The fact that "Tie Me Up! Tie Me Down!" was done by Spanish filmmaker Pedro Almodóvar isn't much of a surprise. Almodóvar made himself famous for making kinky, offensive films that push boundaries and so an NC-17 rated film by him certainly isn't shocking. After all, this is the same auteur filmmaker who made "What Have I Done to Deserve This", a film where a VERY dysfunctional mother encourages her son to go hang out with the local pedophile because he gives the kid nice stuff! He's also the director who much later made a film where a surgeon kidnapped a guy, gave him a sex change and then raped her ("The Skin I Live In"...also starring Antonio Banderas). Clearly the filmmaker LIKES pushing boundaries and offending....and it's made him famous, rich and the darling of many fans. Here in "Tie Me Up! Tie Me Down!" he makes a comedy about a stalker who kidnaps a porn star and he KNOWS over time she'll become his willing sex slave and lover!! All the while, you see many, many images of Jesus...apparently in a further attempt to create controversy.

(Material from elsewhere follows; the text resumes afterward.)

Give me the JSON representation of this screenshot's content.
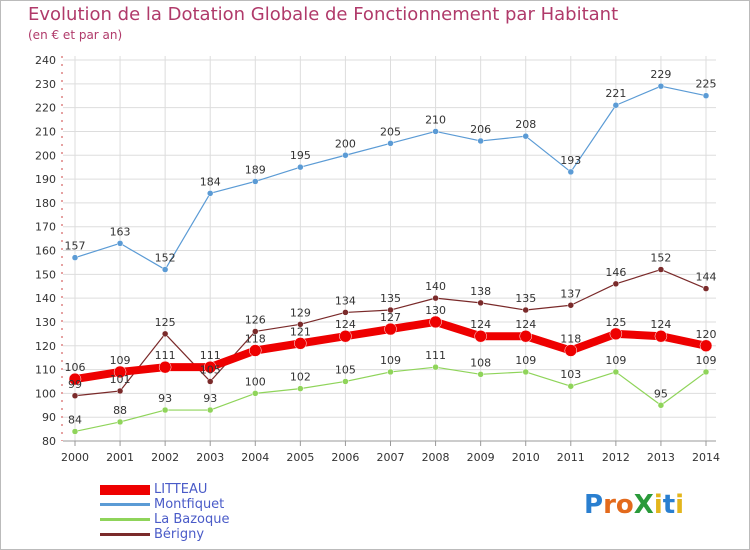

I noticed that the reviews either adored the film (thinking it hilarious or very artsy) or thought it was vile garbage that romanticizes rape. Well, it does seem odd that in an age of feminism and the Me Too Movement, somehow Almodóvar STILL is given a pass by many....and apparently the rule these days is that if folks REALLY like a director's films, then these sorts of subjects (or personal behaviors off camera) are just fine and dandy. And so it sure isn't surprising that notions like "she said no...but really meant yes" survive so strongly today.

As you can obviously tell by my review so far, I thought the film was offensive despite being generally well made. Technically, it's a good film...but a rather disturbing one that couldn't help but encourage at least SOME maniacs out there to internalize the message and see sexual assault as romantic. Plus the combination of kidnapping with sexually arousing scenes and full frontal nudity surely presents a VERY confusing message.

Technically, I'd give this one a 7. But the subject matter is so abhorrent and destructive, I still cannot suggest you watch it.

To reframe this story a bit. Think about some famous rape cases in recent years where rapists have abducted women and kept women prisoners for YEARS....is this also sexy or fun? Should they make films portraying these experiences as positive and enjoyable...or perhaps arousing?